To provide retailers, manufacturers, consumer product companies, agriculture exporters, and other shippers that import into or export out of Mexico with timely, authoritative and actionable intelligence to better manage their supply chains in the current environment. Through solutions-based discussion, and insights from industry leaders, shippers will take away valuable insights into mitigating disruptions, holding transportation providers accountable, managing risk, and improving supply chain visibility.
THEME: GROWING PAINS — IS MEXICO'S TRANSPORTATION SECTOR READY TO DELIVER?
Facing a myriad of domestic and global logistics challenges, Mexican importers and exporters are hungry for innovation, technology, and new ways to mitigate rising diesel fuel costs and persistent security challenges, while boosting visibility and reliability within their supply chains. The rise of GPS and other Internet of Things (IoT) technology provides an opportunity for shippers to better track their cargoes amid the threat of theft on the highway and rails. The risks are exacerbated by the long distances between container gateways and inland markets, which increases shippers' supply chain costs and reduces their ability to respond to shipment delays. At the same time, a 12 percent year-over-year jump in laden container volume in 2017, according to government statistics, is driving increases in marine terminal capacity, and, to a lesser extent, enhanced connectivity to rail and road networks. The Mexican government has pledged a $5 billion upgrade to the nation's ports, initially saying improvements would be funded with public money but subsequently saying a large portion would come from the private sector. Among the port projects under way are a planned expansion at Veracruz, which would increase its 900,000-TEU capacity fivefold, and a new rail tunnel at Manzanillo, which is expected to open this year. Mexican shippers are routing more freight through the Gulf Coast and less through Pacific ports, resembling the broader eastward shift of North American imports after the 2016 opening of the expanded Panama Canal. Growth in Mexican auto manufacturing on the Gulf Coast for European markets also is fueling the shift. The container growth is outpacing Mexico's GDP expansion, which grew 2.3 percent in the first half of 2017, but slowed to 1.6 percent in the third quarter and 1.2 percent for the full year, according to IHS Markit's Mexico Economic Outlook. Mexican GDP will grow 1.8 percent this year, IHS Markit forecasts. Amid concerns that the Trump administration will walk away from the North American Free Trade Agreement, cross-border shippers are tapping intermodal rail and transloading to find capacity and stem rising costs created by the equipment imbalance. With its unmatched record of delivering the highest-quality event programming, this inaugural Mexico Trade Forum will dissect the complex and interconnected trends shaping the country's trade landscape — from market and regulatory analysis to the automated supply chain sweeping the industry.
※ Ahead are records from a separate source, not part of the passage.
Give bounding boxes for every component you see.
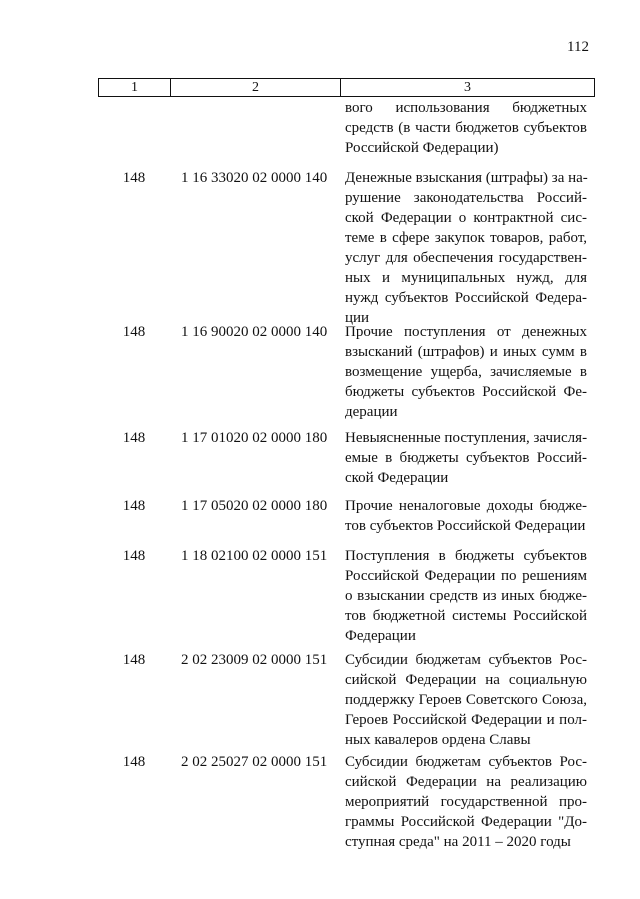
- row-name: [345, 322, 587, 422]
- budget-code: 1 16 90020 02 0000 140: [181, 324, 328, 340]
- page-number: 112: [567, 39, 589, 55]
- budget-code: 2 02 25027 02 0000 151: [181, 754, 328, 770]
- name-line: ступная среда" на 2011 – 2020 годы: [345, 834, 571, 850]
- name-line: Невыясненные поступления, зачисля-: [345, 430, 588, 446]
- header-cell-2: 2: [171, 79, 341, 96]
- name-line: бюджеты субъектов Российской Фе-: [345, 384, 587, 400]
- name-line: ской Федерации о контрактной сис-: [345, 210, 587, 226]
- name-line: тов бюджетной системы Российской: [345, 608, 587, 624]
- name-line: Субсидии бюджетам субъектов Рос-: [345, 652, 587, 668]
- name-line: граммы Российской Федерации "До-: [345, 814, 587, 830]
- name-line: тов субъектов Российской Федерации: [345, 518, 586, 534]
- name-line: Субсидии бюджетам субъектов Рос-: [345, 754, 587, 770]
- budget-code: 1 17 01020 02 0000 180: [181, 430, 328, 446]
- name-line: ской Федерации: [345, 470, 449, 486]
- name-line: Денежные взыскания (штрафы) за на-: [345, 170, 588, 186]
- name-line: Российской Федерации): [345, 140, 499, 156]
- name-line: Прочие поступления от денежных: [345, 324, 587, 340]
- name-line: взысканий (штрафов) и иных сумм в: [345, 344, 587, 360]
- admin-code: 148: [122, 548, 146, 564]
- name-line: ных кавалеров ордена Славы: [345, 732, 531, 748]
- admin-code: 148: [122, 324, 146, 340]
- budget-code: 2 02 23009 02 0000 151: [181, 652, 328, 668]
- name-line: сийской Федерации на реализацию: [345, 774, 587, 790]
- name-line: поддержку Героев Советского Союза,: [345, 692, 587, 708]
- name-line: Прочие неналоговые доходы бюдже-: [345, 498, 587, 514]
- row-name: [345, 428, 587, 488]
- name-line: дерации: [345, 404, 398, 420]
- row-name: [345, 496, 587, 536]
- name-line: средств (в части бюджетов субъектов: [345, 120, 587, 136]
- name-line: сийской Федерации на социальную: [345, 672, 587, 688]
- name-line: нужд субъектов Российской Федера-: [345, 290, 587, 306]
- row-name: [345, 168, 587, 328]
- name-line: Федерации: [345, 628, 416, 644]
- table-header: [98, 78, 595, 97]
- budget-code: 1 18 02100 02 0000 151: [181, 548, 328, 564]
- name-line: теме в сфере закупок товаров, работ,: [345, 230, 587, 246]
- row-name: [345, 98, 587, 158]
- name-line: ных и муниципальных нужд, для: [345, 270, 587, 286]
- admin-code: 148: [122, 430, 146, 446]
- admin-code: 148: [122, 754, 146, 770]
- name-line: возмещение ущерба, зачисляемые в: [345, 364, 587, 380]
- name-line: услуг для обеспечения государствен-: [345, 250, 587, 266]
- name-line: Поступления в бюджеты субъектов: [345, 548, 587, 564]
- budget-code: 1 16 33020 02 0000 140: [181, 170, 328, 186]
- name-line: мероприятий государственной про-: [345, 794, 587, 810]
- name-line: емые в бюджеты субъектов Россий-: [345, 450, 587, 466]
- row-name: [345, 650, 587, 750]
- name-line: о взыскании средств из иных бюдже-: [345, 588, 587, 604]
- budget-code: 1 17 05020 02 0000 180: [181, 498, 328, 514]
- name-line: Героев Российской Федерации и пол-: [345, 712, 587, 728]
- name-line: рушение законодательства Россий-: [345, 190, 587, 206]
- admin-code: 148: [122, 652, 146, 668]
- header-cell-3: 3: [464, 79, 471, 95]
- admin-code: 148: [122, 498, 146, 514]
- row-name: [345, 752, 587, 852]
- admin-code: 148: [122, 170, 146, 186]
- header-cell-1: 1: [99, 79, 171, 96]
- name-line: Российской Федерации по решениям: [345, 568, 587, 584]
- name-line: вого использования бюджетных: [345, 100, 587, 116]
- name-line: ции: [345, 310, 370, 326]
- row-name: [345, 546, 587, 646]
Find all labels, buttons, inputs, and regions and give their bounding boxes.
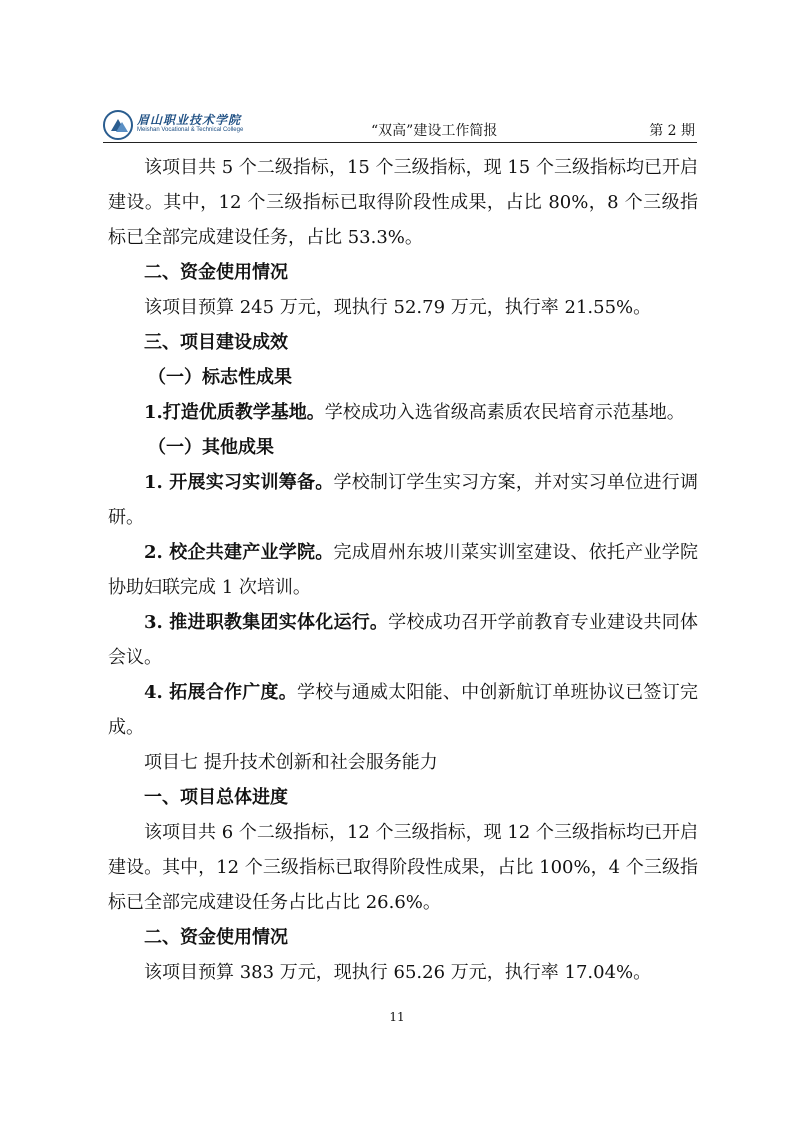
- heading-overall-progress: 一、项目总体进度: [144, 787, 288, 808]
- item-other-3: [108, 605, 698, 675]
- item-text: 学校制订学生实习方案，并对实习单位进行调研。: [108, 472, 698, 528]
- heading-funds-1: 二、资金使用情况: [144, 262, 288, 283]
- heading-landmark-results: （一）标志性成果: [148, 367, 292, 388]
- page-body: [108, 150, 698, 990]
- item-text: 学校与通威太阳能、中创新航订单班协议已签订完成。: [108, 682, 699, 738]
- item-other-4: [108, 675, 698, 745]
- item-text: 学校成功入选省级高素质农民培育示范基地。: [324, 402, 685, 423]
- item-text: 学校成功召开学前教育专业建设共同体会议。: [108, 612, 698, 668]
- paragraph-funds-2: 该项目预算 383 万元，现执行 65.26 万元，执行率 17.04%。: [144, 962, 652, 983]
- item-other-1: [108, 465, 698, 535]
- bulletin-title: “双高”建设工作简报: [371, 123, 498, 139]
- item-lead: 3. 推进职教集团实体化运行。: [144, 612, 389, 633]
- item-lead: 4. 拓展合作广度。: [144, 682, 297, 703]
- item-landmark-1: [108, 395, 698, 430]
- page-number: 11: [389, 1010, 405, 1024]
- item-lead: 1. 开展实习实训筹备。: [144, 472, 334, 493]
- heading-funds-2: 二、资金使用情况: [144, 927, 288, 948]
- college-logo: [103, 110, 263, 142]
- heading-other-results: （一）其他成果: [148, 437, 274, 458]
- heading-effects: 三、项目建设成效: [144, 332, 288, 353]
- paragraph-progress-2: 该项目共 6 个二级指标，12 个三级指标，现 12 个三级指标均已开启建设。其中，12 个三级指标已取得阶段性成果，占比 100%，4 个三级指标已全部完成建设任务占比占比 26.6%。: [108, 822, 698, 913]
- paragraph-funds-1: 该项目预算 245 万元，现执行 52.79 万元，执行率 21.55%。: [144, 297, 652, 318]
- page-header: [103, 108, 697, 144]
- mountain-emblem-icon: [103, 110, 133, 140]
- item-lead: 1.打造优质教学基地。: [144, 402, 325, 423]
- project-seven-title: 项目七 提升技术创新和社会服务能力: [144, 752, 438, 773]
- paragraph-progress-1: 该项目共 5 个二级指标，15 个三级指标，现 15 个三级指标均已开启建设。其中，12 个三级指标已取得阶段性成果，占比 80%，8 个三级指标已全部完成建设任务，占比 53.3%。: [108, 157, 698, 248]
- item-other-2: [108, 535, 698, 605]
- issue-number: 第 2 期: [649, 123, 695, 139]
- logo-name: 眉山职业技术学院: [137, 113, 242, 127]
- item-lead: 2. 校企共建产业学院。: [144, 542, 334, 563]
- header-divider: [103, 142, 697, 143]
- item-text: 完成眉州东坡川菜实训室建设、依托产业学院协助妇联完成 1 次培训。: [108, 542, 698, 598]
- logo-english-name: Meishan Vocational & Technical College: [137, 127, 244, 133]
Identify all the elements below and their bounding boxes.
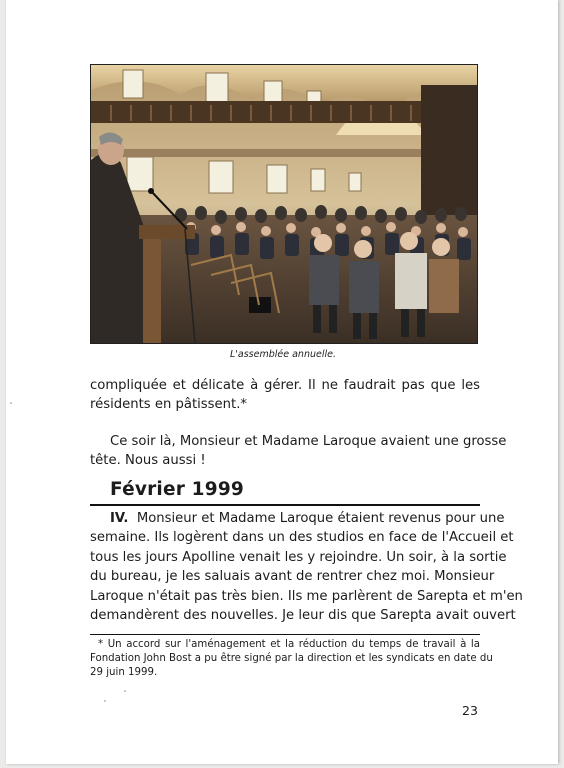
text-line: compliquée et délicate à gérer. Il ne faudrait pas que les xyxy=(90,378,480,393)
assembly-hall-photo xyxy=(91,65,477,343)
text-line: Ce soir là, Monsieur et Madame Laroque avaient une grosse xyxy=(110,434,507,449)
text-line: du bureau, je les saluais avant de rentrer chez moi. Monsieur xyxy=(90,569,495,585)
photo-caption: L'assemblée annuelle. xyxy=(230,349,336,360)
book-page xyxy=(6,0,558,764)
paper-speck xyxy=(10,402,12,404)
text-line: semaine. Ils logèrent dans un des studios en face de l'Accueil et xyxy=(90,530,514,546)
paragraph-section-iv xyxy=(90,509,523,625)
text-line: tête. Nous aussi ! xyxy=(90,453,206,468)
paragraph-continuation xyxy=(90,376,480,414)
paragraph-evening xyxy=(90,432,507,470)
footnote-line: Fondation John Bost a pu être signé par la direction et les syndicats en date du xyxy=(90,653,493,664)
assembly-photo xyxy=(90,64,478,344)
heading-underline xyxy=(90,504,480,506)
page-number: 23 xyxy=(462,703,478,718)
section-heading: Février 1999 xyxy=(110,479,244,500)
text-line-content: Monsieur et Madame Laroque étaient revenus pour une xyxy=(136,511,505,526)
footnote-line: * Un accord sur l'aménagement et la réduction du temps de travail à la xyxy=(98,639,480,650)
text-line: résidents en pâtissent.* xyxy=(90,397,247,412)
footnote xyxy=(90,638,493,680)
footnote-line: 29 juin 1999. xyxy=(90,667,158,678)
paper-speck xyxy=(104,700,106,702)
text-line xyxy=(90,509,505,528)
text-line: Laroque n'était pas très bien. Ils me parlèrent de Sarepta et m'en xyxy=(90,588,523,604)
text-line: demandèrent des nouvelles. Je leur dis que Sarepta avait ouvert xyxy=(90,608,516,624)
footnote-rule xyxy=(90,634,480,635)
text-line: tous les jours Apolline venait les y rejoindre. Un soir, à la sortie xyxy=(90,549,507,565)
paper-speck xyxy=(124,690,126,692)
roman-numeral: IV. xyxy=(110,511,129,526)
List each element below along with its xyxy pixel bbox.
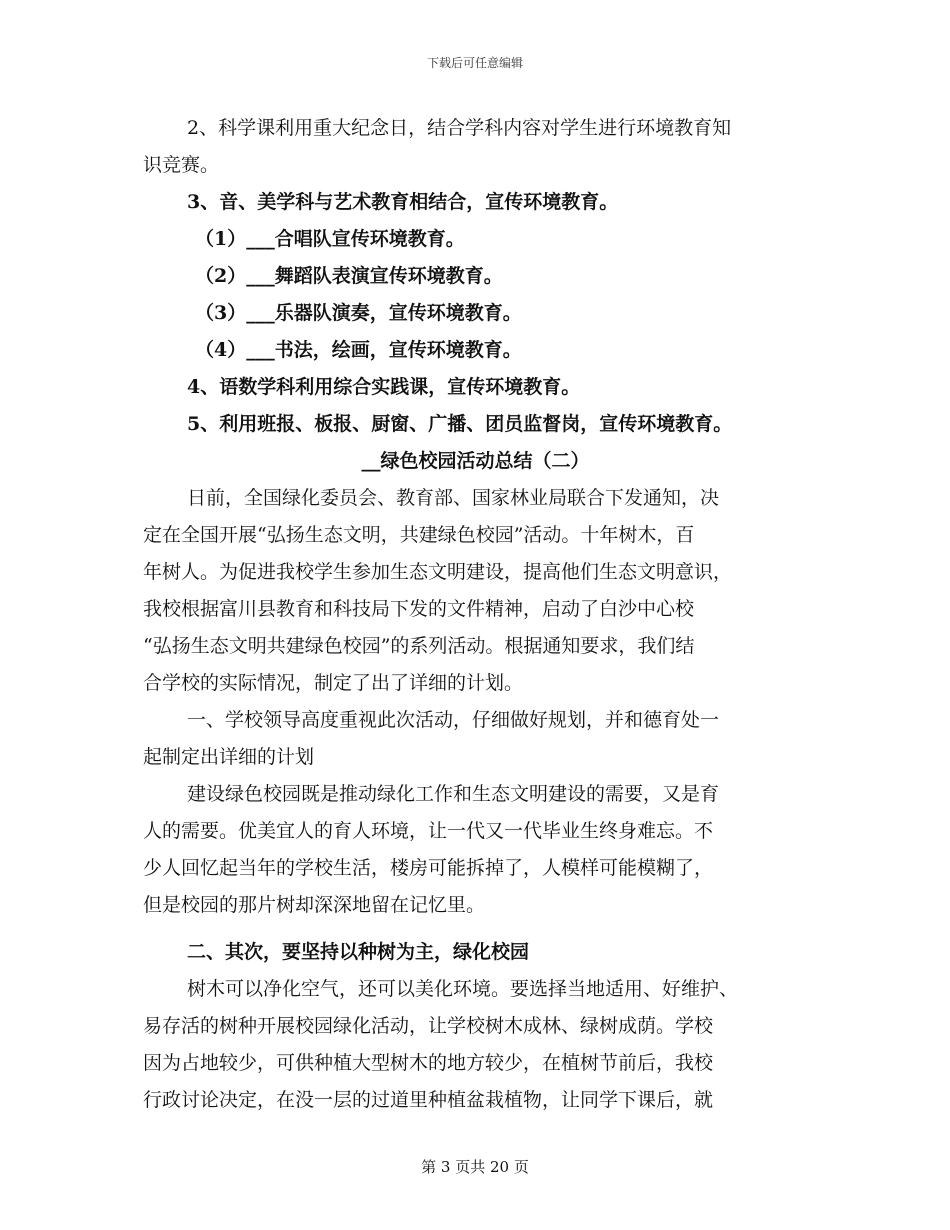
text-line: 树木可以净化空气，还可以美化环境。要选择当地适用、好维护、: [187, 978, 739, 1000]
text-line: 合学校的实际情况，制定了出了详细的计划。: [143, 672, 524, 694]
text-line: （2）___舞蹈队表演宣传环境教育。: [195, 265, 503, 287]
text-line: “弘扬生态文明共建绿色校园”的系列活动。根据通知要求，我们结: [143, 635, 695, 657]
document-body: [143, 110, 808, 1119]
text-line: （1）___合唱队宣传环境教育。: [195, 228, 465, 250]
paragraph-gap: [143, 924, 808, 934]
text-line: 一、学校领导高度重视此次活动，仔细做好规划，并和德育处一: [187, 709, 720, 731]
text-line: （4）___书法，绘画，宣传环境教育。: [195, 339, 522, 361]
text-line: 起制定出详细的计划: [143, 746, 315, 768]
text-line: 3、音、美学科与艺术教育相结合，宣传环境教育。: [187, 191, 619, 213]
text-line: （3）___乐器队演奏，宣传环境教育。: [195, 302, 522, 324]
text-line: 识竞赛。: [143, 154, 220, 176]
text-line: 人的需要。优美宜人的育人环境，让一代又一代毕业生终身难忘。不: [143, 820, 714, 842]
text-line: 2、科学课利用重大纪念日，结合学科内容对学生进行环境教育知: [187, 117, 732, 139]
section-title: __绿色校园活动总结（二）: [361, 450, 590, 472]
text-line: 5、利用班报、板报、厨窗、广播、团员监督岗，宣传环境教育。: [187, 413, 733, 435]
text-line: 因为占地较少，可供种植大型树木的地方较少，在植树节前后，我校: [143, 1052, 714, 1074]
text-line: 二、其次，要坚持以种树为主，绿化校园: [187, 941, 530, 963]
page-footer: 第 3 页共 20 页: [421, 1158, 529, 1176]
text-line: 年树人。为促进我校学生参加生态文明建设，提高他们生态文明意识，: [143, 561, 733, 583]
text-line: 但是校园的那片树却深深地留在记忆里。: [143, 894, 486, 916]
text-line: 我校根据富川县教育和科技局下发的文件精神，启动了白沙中心校: [143, 598, 695, 620]
text-line: 行政讨论决定，在没一层的过道里种植盆栽植物，让同学下课后，就: [143, 1089, 714, 1111]
text-line: 定在全国开展“弘扬生态文明，共建绿色校园”活动。十年树木，百: [143, 524, 695, 546]
text-line: 易存活的树种开展校园绿化活动，让学校树木成林、绿树成荫。学校: [143, 1015, 714, 1037]
text-line: 日前，全国绿化委员会、教育部、国家林业局联合下发通知，决: [187, 487, 720, 509]
page-header: 下载后可任意编辑: [426, 56, 523, 70]
text-line: 建设绿色校园既是推动绿化工作和生态文明建设的需要，又是育: [187, 783, 720, 805]
text-line: 少人回忆起当年的学校生活，楼房可能拆掉了，人模样可能模糊了，: [143, 857, 714, 879]
text-line: 4、语数学科利用综合实践课，宣传环境教育。: [187, 376, 581, 398]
• Economic and Market Outlook: Analysis of the macroeconomic indicators that will determine the direction of the ocean, rail and trucking industries.
• Cargo Visibility: What solutions exist or are in development to improve poor visibility on the ocean and land?
• Port Infrastructure and Efficiency: Port capacity has increased considerably in recent years, but is it enough to keep up with demand?
• Technology and Automation: In-depth discussion about blockchain, big data analysis, and cargo- and equipment-tracking devices aimed at improving efficiency and reducing costs.
• Trade Relations: A global view and analysis of NAFTA, the Trans-Pacific Partnership, and other Mexican trade agreements.